I really felt like this is where I shined in the project, thanks to my years as an engineer I'm able to "speak nerd" quite well. I even started a regular publishing series within the design community called "ELi5" which took highly-technical concepts and broke them down in simpler terms.
anyway, on to the flows! this exercise helped me understand the true path of a paced change through the deployment lifecycle because even though i still mildly think in black-and-white, I'm also a very visual person.
as the low-fi wireframes progressed the team agreed that there were a few infrastructure changes that had to happen - which consisted of combining two fragmented sections into one - to create a major timeline for tracking all changes across each phase of deployment.
the section detailing the changes also had to be updated with adequate tracking data on each phase to give clarity and transparency in the health of the deployment.
keeping all of that in mind we had to also maintain a level of generic flexibility across icsp to accommodate differing services that could potentially onboard with specific requirements.

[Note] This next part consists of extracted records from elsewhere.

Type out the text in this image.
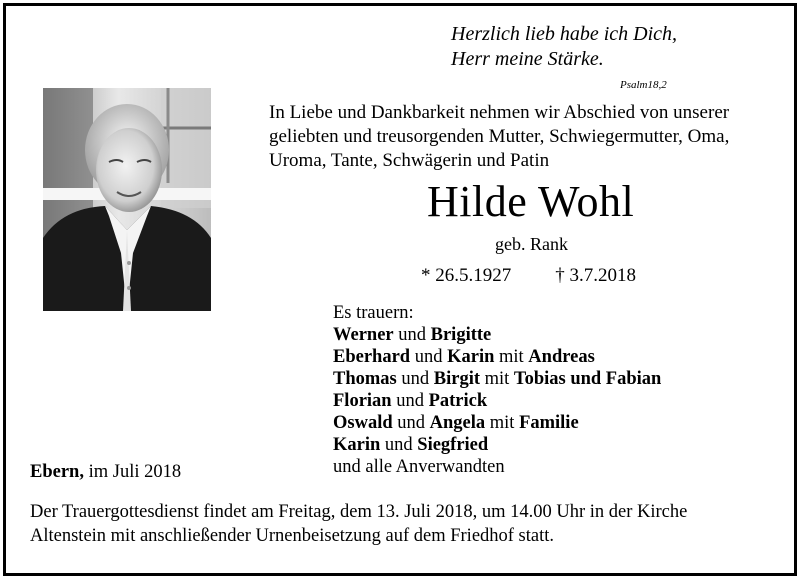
Herzlich lieb habe ich Dich,
Herr meine Stärke.
Psalm18,2
In Liebe und Dankbarkeit nehmen wir Abschied von unserer
geliebten und treusorgenden Mutter, Schwiegermutter, Oma,
Uroma, Tante, Schwägerin und Patin
Hilde Wohl
geb. Rank
* 26.5.1927 † 3.7.2018
Es trauern:
Werner und Brigitte
Eberhard und Karin mit Andreas
Thomas und Birgit mit Tobias und Fabian
Florian und Patrick
Oswald und Angela mit Familie
Karin und Siegfried
und alle Anverwandten
Ebern, im Juli 2018
Der Trauergottesdienst findet am Freitag, dem 13. Juli 2018, um 14.00 Uhr in der Kirche
Altenstein mit anschließender Urnenbeisetzung auf dem Friedhof statt.
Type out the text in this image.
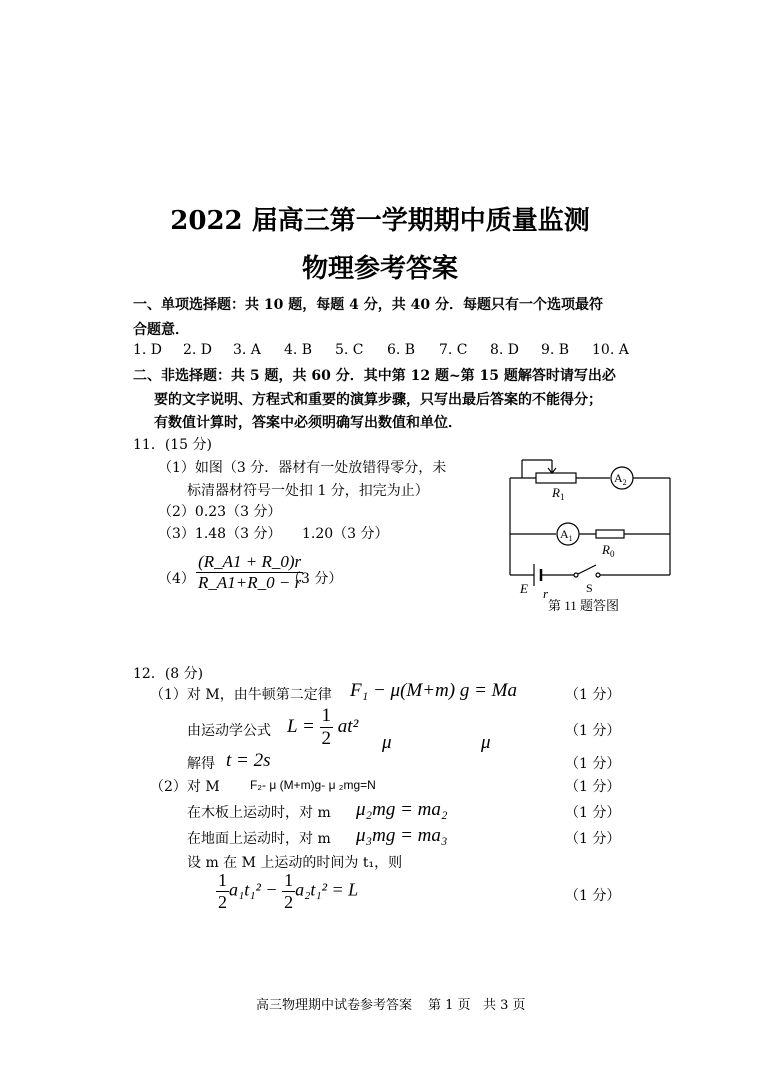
2022 届高三第一学期期中质量监测
物理参考答案
一、单项选择题：共 10 题，每题 4 分，共 40 分．每题只有一个选项最符
合题意．
1. D 2. D 3. A 4. B 5. C 6. B 7. C 8. D 9. B 10. A
二、非选择题：共 5 题，共 60 分．其中第 12 题~第 15 题解答时请写出必
要的文字说明、方程式和重要的演算步骤，只写出最后答案的不能得分；
有数值计算时，答案中必须明确写出数值和单位．
11．(15 分)
（1）如图（3 分．器材有一处放错得零分，未
标清器材符号一处扣 1 分，扣完为止）
（2）0.23（3 分）
（3）1.48（3 分） 1.20（3 分）
$(4) \frac{(R\_A1 + R\_0)r}{R\_A1+R\_0 - r}$
（3 分）
$R_1$
$R_0$
E r
$A_2$
$A_1$
S
第 11 题答图
12．(8 分)
（1）对 M，由牛顿第二定律 F₁ − μ(M+m) g = Ma	（1 分）
由运动学公式 $L = \frac{1}{2} at^2$	（1 分）
μ	μ
解得 t = 2s	（1 分）
（2）对 M	F₂- μ (M+m)g- μ ₂mg=N	（1 分）
在木板上运动时，对 m μ₂mg = ma₂	（1 分）
在地面上运动时，对 m μ₃mg = ma₃	（1 分）
设 m 在 M 上运动的时间为 t₁，则
$\frac{1}{2} a_1t_1^2 - \frac{1}{2} a_2t_1^2 = L$	（1 分）
高三物理期中试卷参考答案 第 1 页 共 3 页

after we had sign-off on the wireframes it was time to move into the high-fi designs in figma so that engineering efforts could get underway.

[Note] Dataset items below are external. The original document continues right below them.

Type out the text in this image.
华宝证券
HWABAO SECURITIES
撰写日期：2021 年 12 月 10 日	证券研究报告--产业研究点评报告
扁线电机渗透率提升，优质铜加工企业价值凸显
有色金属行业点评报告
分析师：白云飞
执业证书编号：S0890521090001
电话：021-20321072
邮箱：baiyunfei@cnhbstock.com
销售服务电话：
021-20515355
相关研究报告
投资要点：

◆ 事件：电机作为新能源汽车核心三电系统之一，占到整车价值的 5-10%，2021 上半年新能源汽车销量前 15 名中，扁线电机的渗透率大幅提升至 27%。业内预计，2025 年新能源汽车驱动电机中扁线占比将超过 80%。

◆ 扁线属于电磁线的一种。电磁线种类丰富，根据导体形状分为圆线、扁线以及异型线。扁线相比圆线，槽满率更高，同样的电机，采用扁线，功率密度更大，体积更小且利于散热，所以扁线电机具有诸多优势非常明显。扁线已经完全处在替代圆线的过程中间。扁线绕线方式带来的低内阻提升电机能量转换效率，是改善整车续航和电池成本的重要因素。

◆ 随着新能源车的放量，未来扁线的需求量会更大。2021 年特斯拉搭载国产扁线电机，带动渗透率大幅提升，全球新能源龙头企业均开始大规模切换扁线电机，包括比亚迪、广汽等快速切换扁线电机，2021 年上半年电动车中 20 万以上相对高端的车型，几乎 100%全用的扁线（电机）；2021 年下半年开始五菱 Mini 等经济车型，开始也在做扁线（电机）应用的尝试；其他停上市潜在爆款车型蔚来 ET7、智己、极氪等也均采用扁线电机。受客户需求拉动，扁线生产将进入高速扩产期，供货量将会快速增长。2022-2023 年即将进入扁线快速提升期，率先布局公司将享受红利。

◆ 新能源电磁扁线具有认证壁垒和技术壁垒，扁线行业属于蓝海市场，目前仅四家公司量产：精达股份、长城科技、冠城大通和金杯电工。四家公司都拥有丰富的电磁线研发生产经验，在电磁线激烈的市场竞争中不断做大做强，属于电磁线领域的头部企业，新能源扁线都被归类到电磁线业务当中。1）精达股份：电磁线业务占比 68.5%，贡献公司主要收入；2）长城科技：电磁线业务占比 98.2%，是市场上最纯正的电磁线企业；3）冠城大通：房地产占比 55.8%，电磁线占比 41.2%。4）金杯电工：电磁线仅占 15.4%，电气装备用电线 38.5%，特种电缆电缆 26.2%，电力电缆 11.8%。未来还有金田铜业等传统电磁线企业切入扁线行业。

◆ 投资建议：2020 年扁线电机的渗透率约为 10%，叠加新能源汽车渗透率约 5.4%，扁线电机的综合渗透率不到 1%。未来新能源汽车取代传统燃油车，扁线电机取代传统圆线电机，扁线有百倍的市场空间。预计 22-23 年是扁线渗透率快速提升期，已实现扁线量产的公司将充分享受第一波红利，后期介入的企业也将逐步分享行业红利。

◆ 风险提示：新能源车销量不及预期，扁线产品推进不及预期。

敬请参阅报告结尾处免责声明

after a few review cycles internally, i drafted an RFC (Request for comment) detailing all of the updates that were discussed within the team along with the designs to share-out to the wider engineering group. this allowed for collaboration between external XFN groups that had ties to our efforts, or ties to external tools that would help feed into the improvements made in the new interface.
the new efforts were well-received and minor changes were requested for the order of operations that these updates were made, based on product need and engineering availability.
While engineering proceeded with these new efforts i decided to do a follow-up secondary ux research phase to prove (or disprove) the validity of my designs against the initial Ux research findings.
i split my uxr into two recipient groupings: internal follow-up people and new service owners. That way I could test my design theory against what was already reported and also pass the new designs across fresh potential users that we targeted for onboarding.
i followed the same path as last time: drafting the research proposal, gathering feedback through uxr interviews, and drafting my findings into a presentation to the group.
my uxr findings concluded that fragmentation had been reduced considerably and only small changes could be implemented to upgrade the interface - which were optional!
high-impact changes with minimal engineering effort that could be folded into projects that were already scheduled in the roadmap under similar initiatives.
The lovely thing about designing a ui with an established library is that we could make these changes using out-of-the-box components without any major need for customization.
high impact. minimal effort.
metrics for success:
ICSp is still considered in its infant stage and only very recently went from alpha status to version 1 with live production traffic - so there's not much actual data to go on.
ICSp is still considered in its infant stage and only very recently went from alpha status to version 1 with live production traffic - so there's not much actual data to go on.
although the tracking metrics for success can be measured in how the evolution of this ui has assisted in onboarding some major services into the icsp ecosphere and enabled our infra leaders to invest more people-power towards infrastructure.
looking forward, it's the first major milestone in securing a safe environment for pushing changes through their deployment lifecycle in a safe and error-free manner.